Early identification of CMMRD is crucial for implementing effective surveillance strategies, determining appropriate treatment options, and providing genetic counseling for affected families [2,9]. Recent advances in molecular diagnostics have significantly improved the diagnosis of CMMRD. However, the rarity of the condition, coupled with its variable clinical presentation and often delayed diagnosis, underscores the need for increased awareness. This review aims to provide a comprehensive overview of CMMRD syndrome, encompassing its clinical manifestations, diagnostic approaches, surveillance guidelines, and management strategies. By this review, we hope to facilitate a deeper understanding of this condition and highlight emerging insights that may improve outcomes for affected individuals.

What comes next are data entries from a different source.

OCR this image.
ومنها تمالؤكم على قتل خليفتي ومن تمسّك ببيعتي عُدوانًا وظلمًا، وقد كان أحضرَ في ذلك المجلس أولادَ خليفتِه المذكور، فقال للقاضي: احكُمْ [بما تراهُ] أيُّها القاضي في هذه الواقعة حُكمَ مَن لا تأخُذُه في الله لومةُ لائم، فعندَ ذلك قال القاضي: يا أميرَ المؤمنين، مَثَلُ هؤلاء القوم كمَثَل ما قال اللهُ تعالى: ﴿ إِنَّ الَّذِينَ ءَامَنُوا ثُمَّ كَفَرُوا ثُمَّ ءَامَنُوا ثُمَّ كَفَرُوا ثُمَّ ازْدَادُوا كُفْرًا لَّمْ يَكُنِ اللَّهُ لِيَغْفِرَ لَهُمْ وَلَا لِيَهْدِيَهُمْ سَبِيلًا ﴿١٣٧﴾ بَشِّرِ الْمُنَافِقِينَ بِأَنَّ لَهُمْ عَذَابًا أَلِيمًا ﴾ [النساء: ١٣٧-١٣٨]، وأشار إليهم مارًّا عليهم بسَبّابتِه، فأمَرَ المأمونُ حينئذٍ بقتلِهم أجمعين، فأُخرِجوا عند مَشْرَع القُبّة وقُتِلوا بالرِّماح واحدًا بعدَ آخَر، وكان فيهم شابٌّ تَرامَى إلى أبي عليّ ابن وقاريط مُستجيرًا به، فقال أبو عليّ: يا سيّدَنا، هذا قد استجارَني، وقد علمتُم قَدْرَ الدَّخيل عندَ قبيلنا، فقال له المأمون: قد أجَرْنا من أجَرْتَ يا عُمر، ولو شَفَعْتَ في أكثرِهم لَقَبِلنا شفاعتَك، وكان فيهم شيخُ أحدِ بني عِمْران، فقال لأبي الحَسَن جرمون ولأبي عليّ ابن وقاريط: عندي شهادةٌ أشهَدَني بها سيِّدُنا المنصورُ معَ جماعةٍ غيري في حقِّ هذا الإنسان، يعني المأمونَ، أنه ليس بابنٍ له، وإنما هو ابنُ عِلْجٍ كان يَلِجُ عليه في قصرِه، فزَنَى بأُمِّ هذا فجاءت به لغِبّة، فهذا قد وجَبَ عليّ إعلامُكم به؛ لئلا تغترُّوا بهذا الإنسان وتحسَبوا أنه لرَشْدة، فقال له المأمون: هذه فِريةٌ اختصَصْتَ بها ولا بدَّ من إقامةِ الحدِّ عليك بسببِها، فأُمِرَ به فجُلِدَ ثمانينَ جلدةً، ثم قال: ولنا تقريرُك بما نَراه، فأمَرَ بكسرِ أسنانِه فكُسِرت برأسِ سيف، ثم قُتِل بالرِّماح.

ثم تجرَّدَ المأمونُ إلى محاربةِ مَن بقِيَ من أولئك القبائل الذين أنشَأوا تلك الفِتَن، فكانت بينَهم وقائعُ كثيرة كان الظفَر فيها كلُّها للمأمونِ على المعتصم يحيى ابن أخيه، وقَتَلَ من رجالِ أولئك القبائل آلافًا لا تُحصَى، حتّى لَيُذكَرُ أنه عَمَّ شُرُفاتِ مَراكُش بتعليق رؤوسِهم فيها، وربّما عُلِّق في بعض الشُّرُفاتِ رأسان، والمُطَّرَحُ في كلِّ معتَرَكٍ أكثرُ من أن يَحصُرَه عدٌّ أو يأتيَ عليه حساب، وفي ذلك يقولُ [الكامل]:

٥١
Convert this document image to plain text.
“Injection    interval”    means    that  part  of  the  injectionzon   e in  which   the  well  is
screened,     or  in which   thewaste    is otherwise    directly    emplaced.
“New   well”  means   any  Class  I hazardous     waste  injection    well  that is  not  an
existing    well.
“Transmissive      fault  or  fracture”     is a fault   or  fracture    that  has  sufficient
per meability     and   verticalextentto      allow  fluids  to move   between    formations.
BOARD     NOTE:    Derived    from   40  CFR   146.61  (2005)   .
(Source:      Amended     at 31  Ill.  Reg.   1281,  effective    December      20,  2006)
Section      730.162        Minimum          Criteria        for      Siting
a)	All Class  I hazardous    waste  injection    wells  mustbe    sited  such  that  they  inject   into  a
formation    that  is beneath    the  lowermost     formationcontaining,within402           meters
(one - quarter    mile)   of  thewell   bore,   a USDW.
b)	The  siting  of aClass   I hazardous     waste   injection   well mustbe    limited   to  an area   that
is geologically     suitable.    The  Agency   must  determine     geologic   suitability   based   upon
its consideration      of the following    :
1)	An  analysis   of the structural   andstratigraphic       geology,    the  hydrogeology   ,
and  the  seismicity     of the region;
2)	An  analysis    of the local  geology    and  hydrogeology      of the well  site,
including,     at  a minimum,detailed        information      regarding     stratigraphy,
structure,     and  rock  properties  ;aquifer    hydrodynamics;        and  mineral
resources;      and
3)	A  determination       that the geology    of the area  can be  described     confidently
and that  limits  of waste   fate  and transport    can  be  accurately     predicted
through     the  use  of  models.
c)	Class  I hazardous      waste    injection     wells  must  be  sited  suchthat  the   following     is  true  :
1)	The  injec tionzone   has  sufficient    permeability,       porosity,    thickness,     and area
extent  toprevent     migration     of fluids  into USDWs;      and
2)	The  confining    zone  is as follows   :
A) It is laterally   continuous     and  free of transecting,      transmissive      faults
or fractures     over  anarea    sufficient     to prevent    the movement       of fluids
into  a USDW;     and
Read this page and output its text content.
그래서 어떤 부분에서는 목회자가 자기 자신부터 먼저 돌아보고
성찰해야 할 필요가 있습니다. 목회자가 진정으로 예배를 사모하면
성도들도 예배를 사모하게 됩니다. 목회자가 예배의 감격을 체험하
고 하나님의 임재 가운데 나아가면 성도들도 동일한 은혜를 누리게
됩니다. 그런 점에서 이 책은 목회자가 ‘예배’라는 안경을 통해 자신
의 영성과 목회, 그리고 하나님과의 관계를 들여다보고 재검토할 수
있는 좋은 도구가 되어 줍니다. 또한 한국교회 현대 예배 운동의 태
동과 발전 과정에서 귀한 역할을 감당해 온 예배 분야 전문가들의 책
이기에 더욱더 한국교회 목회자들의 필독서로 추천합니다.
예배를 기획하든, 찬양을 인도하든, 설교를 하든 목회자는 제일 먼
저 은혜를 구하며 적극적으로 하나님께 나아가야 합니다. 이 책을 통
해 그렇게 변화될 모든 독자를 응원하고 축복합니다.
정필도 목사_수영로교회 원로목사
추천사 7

CLINICAL PRESENTATION OF CMMRD

A distinctive feature of CMMRD is the early onset of malignancies, often affecting multiple organ systems (Table 1). Cancers associated with CMMRD typically arise at a median age of less than 10 years, with a cumulative cancer incidence exceeding 90% by the age of 18 years and approaching 100% by the age of 40 years [2,11,16]. With a significantly higher incidence of primary and subsequent cancers at young ages compared to other predisposition syndromes, and patients developing new tumors approximately every 2 years, CMMRD represents one of the most aggressive and highly penetrant human cancer predisposition syndromes [16,24]. The hallmark tumors in CMMRD include glioma or CNS embryonal tumors diagnosed before the age of 25 years, hematological cancer (excluding Hodgkin’s lymphoma) diagnosed before the age of 18 years, and GI adenocarcinoma diagnosed before the age of 25 years [2]. The presence of over 10 adenomatous GI polyps before 18 years, after ruling out other polyposis conditions, is also a suggestive feature. In addition, Patients with CMMRD have been reported to develop cancers typically seen in adults, such as breast, prostate, pancreatic, and genitourinary cancers, which present at significantly earlier ages than in the general population.

Table 1.

Tumor spectrum and incidence in CMMRD (n=339 tumors in 201 patients with CMMRD) [16]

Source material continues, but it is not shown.